İSMİNİ ALTIN AVCILARI KOYDU
Yörenin insanlı geçmişi MÖ 7 binlere dek dayanıyor. Henüz vadide göllerin bulunduğu dönemde avcılık ve toplayıcılıkla geçinen kabilelere ait izler kaya resimlerinde görülebiliyor. Bölge bin yıl öncesine dek “Timbişa şoşone“ kabilesinin yaşam alanıymış. “Timbişa” isminin boyalı kaya anlamında “Tümpisa” kelimesinden geldiği düşünülüyor. Bugün kullandığımız “Ölüm Vadisi” adı ise Avrupa kökenlilerin batıda var olduğu sanılan altını bulmak için vadiyi geçme çabalarına dayanıyor. 1849’da “Altına hücum” sırasında diğer gruplar elverişsiz doğa şartları nedeniyle vadiyi terk edip şanslarını başka yerlerde denemeye karar verir.
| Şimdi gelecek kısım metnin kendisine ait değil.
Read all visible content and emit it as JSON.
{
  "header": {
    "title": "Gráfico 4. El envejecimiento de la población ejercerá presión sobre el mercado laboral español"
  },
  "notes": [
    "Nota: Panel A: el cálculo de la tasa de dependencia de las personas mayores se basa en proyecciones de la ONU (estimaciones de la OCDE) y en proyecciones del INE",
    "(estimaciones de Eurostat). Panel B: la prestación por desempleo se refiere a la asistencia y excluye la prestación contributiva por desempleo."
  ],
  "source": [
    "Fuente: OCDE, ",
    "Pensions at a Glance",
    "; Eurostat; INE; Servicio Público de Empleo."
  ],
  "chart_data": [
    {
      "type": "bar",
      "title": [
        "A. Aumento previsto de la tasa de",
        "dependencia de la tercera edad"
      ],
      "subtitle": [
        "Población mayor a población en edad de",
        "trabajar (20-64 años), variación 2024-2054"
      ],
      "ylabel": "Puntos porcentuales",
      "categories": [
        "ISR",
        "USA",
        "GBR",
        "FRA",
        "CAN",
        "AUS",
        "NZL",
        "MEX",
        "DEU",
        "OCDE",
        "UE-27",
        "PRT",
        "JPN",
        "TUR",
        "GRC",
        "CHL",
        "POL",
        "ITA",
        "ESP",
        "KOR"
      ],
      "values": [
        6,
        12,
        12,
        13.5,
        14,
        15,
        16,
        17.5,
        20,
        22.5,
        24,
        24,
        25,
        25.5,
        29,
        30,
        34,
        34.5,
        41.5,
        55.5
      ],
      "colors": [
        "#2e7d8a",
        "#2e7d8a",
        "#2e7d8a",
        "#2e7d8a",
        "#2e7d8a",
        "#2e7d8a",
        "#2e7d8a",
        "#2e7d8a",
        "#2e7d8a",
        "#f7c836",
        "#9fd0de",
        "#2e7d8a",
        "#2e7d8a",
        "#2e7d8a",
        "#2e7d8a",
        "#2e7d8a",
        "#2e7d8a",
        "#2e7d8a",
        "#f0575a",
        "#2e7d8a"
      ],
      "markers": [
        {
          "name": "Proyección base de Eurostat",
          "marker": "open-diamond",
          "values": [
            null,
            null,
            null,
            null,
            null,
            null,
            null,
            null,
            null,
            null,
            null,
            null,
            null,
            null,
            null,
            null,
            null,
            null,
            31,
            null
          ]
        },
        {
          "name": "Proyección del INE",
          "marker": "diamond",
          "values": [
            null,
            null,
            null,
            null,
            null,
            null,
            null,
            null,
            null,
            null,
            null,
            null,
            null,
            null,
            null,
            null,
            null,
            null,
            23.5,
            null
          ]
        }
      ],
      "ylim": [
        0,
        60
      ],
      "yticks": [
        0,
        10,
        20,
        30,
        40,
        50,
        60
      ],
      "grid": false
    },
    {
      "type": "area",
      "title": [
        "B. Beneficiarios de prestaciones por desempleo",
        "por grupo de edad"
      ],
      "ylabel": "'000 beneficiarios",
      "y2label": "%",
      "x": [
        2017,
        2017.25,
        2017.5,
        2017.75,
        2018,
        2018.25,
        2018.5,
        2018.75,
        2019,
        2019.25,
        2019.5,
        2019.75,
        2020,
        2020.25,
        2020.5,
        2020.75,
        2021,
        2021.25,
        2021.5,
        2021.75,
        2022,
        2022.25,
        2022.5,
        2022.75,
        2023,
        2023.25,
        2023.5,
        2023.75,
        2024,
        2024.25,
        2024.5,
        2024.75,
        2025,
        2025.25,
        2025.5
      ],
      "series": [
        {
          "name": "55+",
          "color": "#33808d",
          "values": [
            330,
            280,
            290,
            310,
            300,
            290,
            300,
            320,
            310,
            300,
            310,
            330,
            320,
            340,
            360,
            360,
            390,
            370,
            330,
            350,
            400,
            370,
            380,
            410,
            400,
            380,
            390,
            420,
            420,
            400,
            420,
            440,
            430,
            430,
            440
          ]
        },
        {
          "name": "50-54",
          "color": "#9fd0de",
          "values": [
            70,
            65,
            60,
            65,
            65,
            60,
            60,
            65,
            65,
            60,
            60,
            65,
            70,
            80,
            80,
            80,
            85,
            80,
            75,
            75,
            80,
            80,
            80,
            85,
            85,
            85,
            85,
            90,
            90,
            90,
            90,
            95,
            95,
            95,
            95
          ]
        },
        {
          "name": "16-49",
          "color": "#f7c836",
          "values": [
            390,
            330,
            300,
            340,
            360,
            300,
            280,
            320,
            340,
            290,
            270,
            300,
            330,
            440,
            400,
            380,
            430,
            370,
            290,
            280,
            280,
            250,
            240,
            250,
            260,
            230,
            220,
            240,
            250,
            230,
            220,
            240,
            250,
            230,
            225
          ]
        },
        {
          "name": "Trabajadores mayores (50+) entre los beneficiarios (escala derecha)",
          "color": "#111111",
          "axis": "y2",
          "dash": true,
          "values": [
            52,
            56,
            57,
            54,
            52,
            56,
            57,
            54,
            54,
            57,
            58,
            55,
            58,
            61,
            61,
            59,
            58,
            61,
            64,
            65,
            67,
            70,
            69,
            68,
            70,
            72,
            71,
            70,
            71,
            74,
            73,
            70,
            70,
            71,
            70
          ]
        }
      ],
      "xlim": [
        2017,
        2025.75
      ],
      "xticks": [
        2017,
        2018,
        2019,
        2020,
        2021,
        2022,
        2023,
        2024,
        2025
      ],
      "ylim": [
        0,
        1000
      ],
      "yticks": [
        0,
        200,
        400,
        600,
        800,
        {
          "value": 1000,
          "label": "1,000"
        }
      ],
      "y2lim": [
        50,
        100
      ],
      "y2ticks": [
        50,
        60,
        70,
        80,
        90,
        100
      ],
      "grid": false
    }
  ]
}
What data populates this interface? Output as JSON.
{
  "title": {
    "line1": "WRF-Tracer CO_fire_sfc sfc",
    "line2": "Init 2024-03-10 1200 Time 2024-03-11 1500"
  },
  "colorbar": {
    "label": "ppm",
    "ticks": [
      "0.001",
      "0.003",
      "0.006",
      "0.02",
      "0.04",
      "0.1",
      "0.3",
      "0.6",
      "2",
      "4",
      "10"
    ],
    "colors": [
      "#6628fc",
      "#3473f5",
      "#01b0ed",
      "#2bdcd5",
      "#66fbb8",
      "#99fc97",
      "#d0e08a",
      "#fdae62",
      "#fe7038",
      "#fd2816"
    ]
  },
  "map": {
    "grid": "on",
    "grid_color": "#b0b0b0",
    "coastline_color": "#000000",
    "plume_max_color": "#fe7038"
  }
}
Ama “49”lular denen 20 arabalık grup vadide kalmakta ısrar eder. Vadiden çıkışları pek kolay olmaz. Yollarını kaybederler, erzakları tükenir. En sonunda vadiden çıkmayı başardıklarında at arabalarını dahi ısınmak ve yemek amacı ile yakmış durumdadırlar. Bölgeyi terk ederken içlerinden bir kadın arkasını döner ve “Elveda ölüm vadisi” der. O günden sonra burası “Ölüm Vadisi” olarak anılacaktır. Arabalarını yaktıkları yer ise Ölüm Vadisi kumullarının yakınında ve “Yanık Arabalar Kampı” olarak adlandırılıyor.
1850’lerde bölgede altın ve gümüş çıkarılmış. Altın arayıcılarının kurup sonra terk ettikleri “Ryolite” ve “Ballarat” bugün hayalet kasabalar. Her ikisi de gezilebiliyor. Hayaletler, bir de vadinin spontan hareket ettiği söylenen kayalarında olmalı. Maden arayıcılığı bölgede 1881’de boraks bulunmasıyla devam etmiş. Boraks günümüzde ısıya dayanıklı boro-silikat cam materyallerin önemli parçası (Örneğin: Borcam!) W.T Coleman’ın kurduğu Harmony Boraks Şirketi 1888’de iflas edene dek günde 3 ton boraks çıkarır, 40 işçi çalıştırırmış. İkişer katırın çektiği 20 vagondan oluşan konvoyun 90 kilometre ötedeki demiryoluna ulaşıp dönmesi 30 gün alırmış. Harmony Boraks Şirketi’nden kalan binalar, makineler ve tanklar ziyaretçi merkezinin 3 kilometre kuzeyinde gezilebiliyor. Ama doğal oluşumların güzelliği bizi insan yapısı herhangi bir şey görmekten alıkoyuyor.

NEDENE EN SICAK
Çevresi yüksek dağlarla çevrili dar ve uzun vadi havzası deniz seviyesinden çok alçak ve bitki örtüsü açısından fakir. Güneş yüzeyi devamlı ısıtıyor ve ısı yüzeyden yansıyor. Isınan hava ise vadi duvarlarına çarparak yükselip soğumadan geri dönüyor. Vadi tabanındaki yüksek basınç ortamına hapsoluyor.

NEDEN EN KURU
Pasifik Okyanusu ile vadi arasında okyanusa paralel dört büyük sıradağ dizisi var. Yükselen ve soğuyan hava dağların batı tarafına yağış bırakıp iç bölgelere geldiğinde nemini tamamen yitiriyor. Bu nedenle Ölüm Vadisi havzası yılda ortalama 3-5 milemetre yağış düşüyor, bazı yıllar ise tamamen yağışsız geçiyor. Rehber kitaplara bakılırsa, vadiyi gezmek için en uygun mevsim ilkbahar başı. Yöreye özgü kır çiçekleri, iri boynuzlu koyun, geyik, karaca, tilki, tavşan, çöl iguanası görülebilir.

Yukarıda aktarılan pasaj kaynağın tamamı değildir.